Julie Boulianne, elle, dispose d’un timbre capiteux, très sensuel dans le grave, et fait merveille en Dorabella. La voix, couverte sans excès, dispose d’un métal dès le haut-medium, qui offre à l’aigu un rayonnement magistral, permettant des échos de lumière parfaits avec sa sorella. Un peu d’abandon en plus dans «Amore e un ladroncello» et ce serait parfait! Jean-Fernand Setti promène sa très haute stature et son ombrelle avec aplomb et gravité, moins vecchio de comédie que Méphisto en goguette, inquiétant tireur de ficelles. Le timbre du baryton-basse est franc, la projection excellente, la diction très travaillée, même si elle manque d’italianità. Assez loin de l’image traditionnelle d’Alfonso, mais très intéressant. Quant à Alexandre Duhamel, il reprend un de ses rôles signatures, et domine la scène, sachant user à merveille du buffo permis par la mise en scène. Vocalement, il présente une palette très large, distillant des mezze voci ensorcelantes dignes du Don Giovanni qu’il devait être en juin à Bordeaux, et tonnant aux moments opportuns avec grandeur. Le portrait gouleyant qu’il fait d’un Guglielmo infatué et finalement blessé est d’un relief phénoménal.


Speranza Scappucci impose un Mozart plus belcantiste que classique, jouant sur les rythmes et rubati plus que sur les textures instrumentales. Surtout, elle a été un coach vocal précieux pour une distribution toute francophone et lui a permis d’aborder au mieux l’idiome de Da Ponte.

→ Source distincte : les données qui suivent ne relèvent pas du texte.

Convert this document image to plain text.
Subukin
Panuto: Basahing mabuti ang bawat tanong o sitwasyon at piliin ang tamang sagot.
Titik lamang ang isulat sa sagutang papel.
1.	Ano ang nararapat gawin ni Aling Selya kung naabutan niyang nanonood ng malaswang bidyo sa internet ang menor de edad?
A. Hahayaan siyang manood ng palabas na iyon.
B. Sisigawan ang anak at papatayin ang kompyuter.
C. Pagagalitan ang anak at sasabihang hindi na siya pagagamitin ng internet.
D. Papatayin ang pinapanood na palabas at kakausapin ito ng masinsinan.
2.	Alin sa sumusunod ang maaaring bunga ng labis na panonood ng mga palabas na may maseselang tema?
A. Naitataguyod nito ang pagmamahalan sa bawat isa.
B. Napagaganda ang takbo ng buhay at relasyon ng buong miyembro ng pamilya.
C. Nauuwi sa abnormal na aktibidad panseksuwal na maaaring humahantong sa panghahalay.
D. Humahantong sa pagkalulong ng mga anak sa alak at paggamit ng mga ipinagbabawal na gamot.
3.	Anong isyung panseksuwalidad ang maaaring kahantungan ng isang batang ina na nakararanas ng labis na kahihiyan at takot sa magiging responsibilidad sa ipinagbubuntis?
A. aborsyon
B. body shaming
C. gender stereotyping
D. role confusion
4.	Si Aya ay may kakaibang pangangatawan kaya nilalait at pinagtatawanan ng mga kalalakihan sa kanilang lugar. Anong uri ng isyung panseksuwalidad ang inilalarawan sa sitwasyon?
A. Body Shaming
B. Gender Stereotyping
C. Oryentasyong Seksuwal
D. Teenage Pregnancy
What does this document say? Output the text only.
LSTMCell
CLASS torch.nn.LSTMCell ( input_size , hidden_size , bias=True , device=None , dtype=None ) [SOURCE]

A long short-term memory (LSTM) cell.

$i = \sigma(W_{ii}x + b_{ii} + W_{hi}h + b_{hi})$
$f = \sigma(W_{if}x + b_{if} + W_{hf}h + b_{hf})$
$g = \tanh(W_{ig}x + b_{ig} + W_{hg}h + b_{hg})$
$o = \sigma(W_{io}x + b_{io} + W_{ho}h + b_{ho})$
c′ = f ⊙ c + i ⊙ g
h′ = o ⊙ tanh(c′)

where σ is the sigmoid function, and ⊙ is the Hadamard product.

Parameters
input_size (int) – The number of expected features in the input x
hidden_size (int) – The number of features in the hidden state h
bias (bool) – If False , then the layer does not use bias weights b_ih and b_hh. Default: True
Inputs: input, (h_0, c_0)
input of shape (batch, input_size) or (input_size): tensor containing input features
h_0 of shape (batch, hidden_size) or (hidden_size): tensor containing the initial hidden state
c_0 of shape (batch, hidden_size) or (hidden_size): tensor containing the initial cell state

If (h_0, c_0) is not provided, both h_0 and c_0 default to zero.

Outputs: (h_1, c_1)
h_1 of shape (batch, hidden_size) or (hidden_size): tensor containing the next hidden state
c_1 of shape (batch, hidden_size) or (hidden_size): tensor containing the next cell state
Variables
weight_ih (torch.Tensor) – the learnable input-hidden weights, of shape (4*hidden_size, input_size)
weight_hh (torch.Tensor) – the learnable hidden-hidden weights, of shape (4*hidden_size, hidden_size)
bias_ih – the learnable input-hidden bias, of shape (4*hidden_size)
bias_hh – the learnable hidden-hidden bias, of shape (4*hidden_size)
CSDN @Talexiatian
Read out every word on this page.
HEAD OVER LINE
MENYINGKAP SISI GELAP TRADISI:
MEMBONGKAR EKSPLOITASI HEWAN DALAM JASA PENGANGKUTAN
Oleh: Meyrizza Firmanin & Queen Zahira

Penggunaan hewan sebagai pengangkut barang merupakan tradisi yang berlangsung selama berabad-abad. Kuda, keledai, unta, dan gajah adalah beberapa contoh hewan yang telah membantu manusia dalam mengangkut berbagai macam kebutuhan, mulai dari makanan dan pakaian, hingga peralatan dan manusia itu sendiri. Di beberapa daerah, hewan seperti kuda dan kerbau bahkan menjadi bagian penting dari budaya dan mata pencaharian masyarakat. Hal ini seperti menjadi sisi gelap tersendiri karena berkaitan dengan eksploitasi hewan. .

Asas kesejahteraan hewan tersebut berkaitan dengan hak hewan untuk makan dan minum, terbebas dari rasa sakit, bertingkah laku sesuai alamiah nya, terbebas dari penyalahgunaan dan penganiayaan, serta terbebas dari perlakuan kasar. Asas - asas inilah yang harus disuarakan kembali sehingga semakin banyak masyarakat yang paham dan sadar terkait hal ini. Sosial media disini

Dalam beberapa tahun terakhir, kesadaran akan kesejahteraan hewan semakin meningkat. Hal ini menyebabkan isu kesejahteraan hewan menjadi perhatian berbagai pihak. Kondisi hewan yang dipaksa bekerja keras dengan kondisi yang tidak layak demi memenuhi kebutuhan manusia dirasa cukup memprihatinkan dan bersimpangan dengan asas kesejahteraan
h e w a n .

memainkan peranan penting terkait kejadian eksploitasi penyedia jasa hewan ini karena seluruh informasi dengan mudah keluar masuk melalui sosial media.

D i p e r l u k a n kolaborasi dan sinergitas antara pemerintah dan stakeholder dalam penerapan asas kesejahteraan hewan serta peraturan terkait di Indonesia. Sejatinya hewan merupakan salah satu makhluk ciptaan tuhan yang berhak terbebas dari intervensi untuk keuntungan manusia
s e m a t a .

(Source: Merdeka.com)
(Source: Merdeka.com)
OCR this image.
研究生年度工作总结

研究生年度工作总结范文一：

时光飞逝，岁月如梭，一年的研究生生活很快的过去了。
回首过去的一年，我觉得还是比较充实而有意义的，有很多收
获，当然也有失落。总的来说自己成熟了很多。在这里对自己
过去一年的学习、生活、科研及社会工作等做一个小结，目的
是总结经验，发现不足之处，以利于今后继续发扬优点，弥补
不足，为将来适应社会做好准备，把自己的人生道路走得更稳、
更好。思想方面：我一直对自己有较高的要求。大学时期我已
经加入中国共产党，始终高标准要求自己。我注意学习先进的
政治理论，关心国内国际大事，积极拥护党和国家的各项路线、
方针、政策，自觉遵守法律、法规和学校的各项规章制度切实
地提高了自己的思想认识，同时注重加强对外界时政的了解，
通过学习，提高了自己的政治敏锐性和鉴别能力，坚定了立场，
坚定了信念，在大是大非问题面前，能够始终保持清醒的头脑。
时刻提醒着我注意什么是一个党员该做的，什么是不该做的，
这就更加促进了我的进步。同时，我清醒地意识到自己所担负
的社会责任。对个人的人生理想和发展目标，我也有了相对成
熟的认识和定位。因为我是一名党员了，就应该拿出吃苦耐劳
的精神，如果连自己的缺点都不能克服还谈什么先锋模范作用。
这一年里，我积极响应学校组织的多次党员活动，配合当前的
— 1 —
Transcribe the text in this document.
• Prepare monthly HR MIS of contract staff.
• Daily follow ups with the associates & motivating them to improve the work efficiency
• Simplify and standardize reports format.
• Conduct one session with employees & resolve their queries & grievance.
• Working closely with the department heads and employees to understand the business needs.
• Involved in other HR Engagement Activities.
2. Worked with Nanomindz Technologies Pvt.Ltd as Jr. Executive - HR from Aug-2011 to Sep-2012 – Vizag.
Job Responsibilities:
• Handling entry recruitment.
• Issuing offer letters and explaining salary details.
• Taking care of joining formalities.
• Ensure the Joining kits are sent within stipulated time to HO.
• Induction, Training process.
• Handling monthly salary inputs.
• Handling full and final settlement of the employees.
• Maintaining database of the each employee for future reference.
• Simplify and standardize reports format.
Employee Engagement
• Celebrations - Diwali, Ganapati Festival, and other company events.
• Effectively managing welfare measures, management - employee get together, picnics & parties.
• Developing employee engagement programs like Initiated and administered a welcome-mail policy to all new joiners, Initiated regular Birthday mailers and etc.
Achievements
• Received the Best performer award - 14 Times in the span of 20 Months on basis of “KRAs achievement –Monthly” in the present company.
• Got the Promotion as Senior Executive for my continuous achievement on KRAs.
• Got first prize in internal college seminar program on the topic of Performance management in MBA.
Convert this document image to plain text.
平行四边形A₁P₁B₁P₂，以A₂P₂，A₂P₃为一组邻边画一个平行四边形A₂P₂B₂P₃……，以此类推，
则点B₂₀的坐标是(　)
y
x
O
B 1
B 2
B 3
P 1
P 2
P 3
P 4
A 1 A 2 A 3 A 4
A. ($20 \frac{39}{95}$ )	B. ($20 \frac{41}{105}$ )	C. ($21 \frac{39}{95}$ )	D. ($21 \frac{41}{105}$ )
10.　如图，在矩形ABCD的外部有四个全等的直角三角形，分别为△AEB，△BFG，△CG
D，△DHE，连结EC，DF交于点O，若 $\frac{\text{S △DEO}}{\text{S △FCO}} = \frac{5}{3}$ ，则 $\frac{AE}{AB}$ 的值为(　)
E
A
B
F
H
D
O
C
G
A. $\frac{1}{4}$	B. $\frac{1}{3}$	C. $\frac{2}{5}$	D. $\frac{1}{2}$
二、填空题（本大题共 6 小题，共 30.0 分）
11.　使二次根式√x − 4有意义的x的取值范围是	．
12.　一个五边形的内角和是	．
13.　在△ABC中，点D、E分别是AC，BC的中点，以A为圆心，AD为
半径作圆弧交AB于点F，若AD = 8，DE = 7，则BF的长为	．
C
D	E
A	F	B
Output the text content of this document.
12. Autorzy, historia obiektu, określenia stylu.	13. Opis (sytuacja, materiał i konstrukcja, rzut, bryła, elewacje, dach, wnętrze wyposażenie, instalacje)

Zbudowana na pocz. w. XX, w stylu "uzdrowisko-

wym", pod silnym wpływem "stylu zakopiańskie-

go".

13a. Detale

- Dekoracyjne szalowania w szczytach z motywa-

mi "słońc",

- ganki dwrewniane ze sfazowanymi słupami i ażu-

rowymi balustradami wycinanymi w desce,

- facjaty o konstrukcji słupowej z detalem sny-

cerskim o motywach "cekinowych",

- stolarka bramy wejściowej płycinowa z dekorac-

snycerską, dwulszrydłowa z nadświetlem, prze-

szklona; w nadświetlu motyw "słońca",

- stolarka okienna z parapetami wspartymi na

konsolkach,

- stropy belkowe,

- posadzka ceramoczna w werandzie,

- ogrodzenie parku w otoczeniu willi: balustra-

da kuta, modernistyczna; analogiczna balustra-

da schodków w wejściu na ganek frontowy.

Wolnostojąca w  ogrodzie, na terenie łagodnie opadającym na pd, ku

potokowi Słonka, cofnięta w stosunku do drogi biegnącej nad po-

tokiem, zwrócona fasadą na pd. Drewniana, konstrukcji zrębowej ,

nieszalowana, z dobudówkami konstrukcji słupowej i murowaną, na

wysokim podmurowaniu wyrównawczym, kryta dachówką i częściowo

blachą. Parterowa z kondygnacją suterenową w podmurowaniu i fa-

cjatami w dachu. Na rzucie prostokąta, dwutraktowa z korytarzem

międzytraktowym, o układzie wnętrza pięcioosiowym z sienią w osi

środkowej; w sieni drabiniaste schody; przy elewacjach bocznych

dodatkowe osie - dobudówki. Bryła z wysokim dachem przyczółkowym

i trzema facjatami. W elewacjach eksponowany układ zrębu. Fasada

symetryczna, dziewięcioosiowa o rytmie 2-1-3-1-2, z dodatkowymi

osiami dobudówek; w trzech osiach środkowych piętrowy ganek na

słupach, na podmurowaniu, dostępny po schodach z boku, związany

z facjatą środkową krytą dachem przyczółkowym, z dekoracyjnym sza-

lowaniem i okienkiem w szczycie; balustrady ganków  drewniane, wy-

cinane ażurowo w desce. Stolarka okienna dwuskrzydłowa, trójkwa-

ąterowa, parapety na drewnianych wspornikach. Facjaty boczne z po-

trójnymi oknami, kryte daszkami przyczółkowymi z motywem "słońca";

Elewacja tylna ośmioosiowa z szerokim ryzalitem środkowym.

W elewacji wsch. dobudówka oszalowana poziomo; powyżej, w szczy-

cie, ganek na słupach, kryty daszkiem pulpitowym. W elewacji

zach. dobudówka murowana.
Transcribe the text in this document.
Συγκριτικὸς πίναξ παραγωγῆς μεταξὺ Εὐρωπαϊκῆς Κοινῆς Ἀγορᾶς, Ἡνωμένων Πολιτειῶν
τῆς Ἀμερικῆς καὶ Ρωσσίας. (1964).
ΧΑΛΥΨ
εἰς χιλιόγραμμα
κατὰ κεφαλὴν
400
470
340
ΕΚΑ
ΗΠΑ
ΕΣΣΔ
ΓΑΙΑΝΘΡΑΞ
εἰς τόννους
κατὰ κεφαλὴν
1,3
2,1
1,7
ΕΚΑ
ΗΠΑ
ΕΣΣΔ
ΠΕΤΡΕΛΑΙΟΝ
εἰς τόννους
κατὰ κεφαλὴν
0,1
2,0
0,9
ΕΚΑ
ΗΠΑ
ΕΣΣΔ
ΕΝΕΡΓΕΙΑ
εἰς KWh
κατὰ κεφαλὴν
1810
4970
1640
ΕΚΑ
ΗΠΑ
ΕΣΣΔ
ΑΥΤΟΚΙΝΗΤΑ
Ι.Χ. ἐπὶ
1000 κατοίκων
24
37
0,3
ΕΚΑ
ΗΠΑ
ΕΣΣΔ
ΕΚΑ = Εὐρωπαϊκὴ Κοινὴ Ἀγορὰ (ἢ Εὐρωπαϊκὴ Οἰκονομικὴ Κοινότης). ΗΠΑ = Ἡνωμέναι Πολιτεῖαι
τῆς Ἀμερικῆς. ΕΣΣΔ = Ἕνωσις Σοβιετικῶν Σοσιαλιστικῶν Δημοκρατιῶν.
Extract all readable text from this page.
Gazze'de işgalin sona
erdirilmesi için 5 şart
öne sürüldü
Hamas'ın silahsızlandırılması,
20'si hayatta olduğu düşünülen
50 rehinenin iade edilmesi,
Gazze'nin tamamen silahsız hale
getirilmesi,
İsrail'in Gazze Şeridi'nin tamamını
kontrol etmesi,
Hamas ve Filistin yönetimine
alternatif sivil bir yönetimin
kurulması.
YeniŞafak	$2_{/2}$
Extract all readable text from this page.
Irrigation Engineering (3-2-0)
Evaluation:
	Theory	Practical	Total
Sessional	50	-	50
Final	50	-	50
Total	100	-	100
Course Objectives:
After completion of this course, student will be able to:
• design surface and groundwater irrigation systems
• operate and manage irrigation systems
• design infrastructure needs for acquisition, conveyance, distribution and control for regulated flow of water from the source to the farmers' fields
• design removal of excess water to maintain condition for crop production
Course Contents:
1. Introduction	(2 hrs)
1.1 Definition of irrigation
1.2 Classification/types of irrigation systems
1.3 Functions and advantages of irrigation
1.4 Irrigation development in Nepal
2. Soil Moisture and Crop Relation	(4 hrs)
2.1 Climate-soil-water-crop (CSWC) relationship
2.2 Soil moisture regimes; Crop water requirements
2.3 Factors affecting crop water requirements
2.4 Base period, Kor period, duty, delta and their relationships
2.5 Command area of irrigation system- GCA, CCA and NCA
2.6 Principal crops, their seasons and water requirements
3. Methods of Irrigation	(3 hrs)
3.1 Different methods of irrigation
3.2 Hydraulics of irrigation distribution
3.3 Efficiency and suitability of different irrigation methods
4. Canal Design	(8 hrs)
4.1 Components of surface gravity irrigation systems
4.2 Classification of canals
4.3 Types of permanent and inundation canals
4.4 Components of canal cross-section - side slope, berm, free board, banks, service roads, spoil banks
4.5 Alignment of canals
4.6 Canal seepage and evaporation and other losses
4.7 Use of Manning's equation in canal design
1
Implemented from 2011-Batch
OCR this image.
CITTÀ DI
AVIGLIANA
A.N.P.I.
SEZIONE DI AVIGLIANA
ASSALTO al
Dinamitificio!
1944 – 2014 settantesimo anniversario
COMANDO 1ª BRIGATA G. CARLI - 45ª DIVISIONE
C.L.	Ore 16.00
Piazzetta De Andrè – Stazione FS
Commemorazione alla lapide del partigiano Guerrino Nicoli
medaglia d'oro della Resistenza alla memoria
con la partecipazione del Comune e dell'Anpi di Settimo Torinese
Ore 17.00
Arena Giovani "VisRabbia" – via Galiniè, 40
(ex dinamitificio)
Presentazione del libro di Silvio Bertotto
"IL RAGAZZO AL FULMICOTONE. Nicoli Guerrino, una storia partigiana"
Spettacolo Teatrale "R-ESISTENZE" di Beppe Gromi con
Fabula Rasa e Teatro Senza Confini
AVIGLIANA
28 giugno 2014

A la fin de cette longue et belle soirée, le public, sans doute un temps refroidi par les températures curieusement en berne d’une Occitanie mouillée, finit par offrir une longue ovation à une équipe qui lui a fait retrouver le goût inimitable du théâtre en musique. Espérons que de telles expériences ne cesseront pas de sitôt.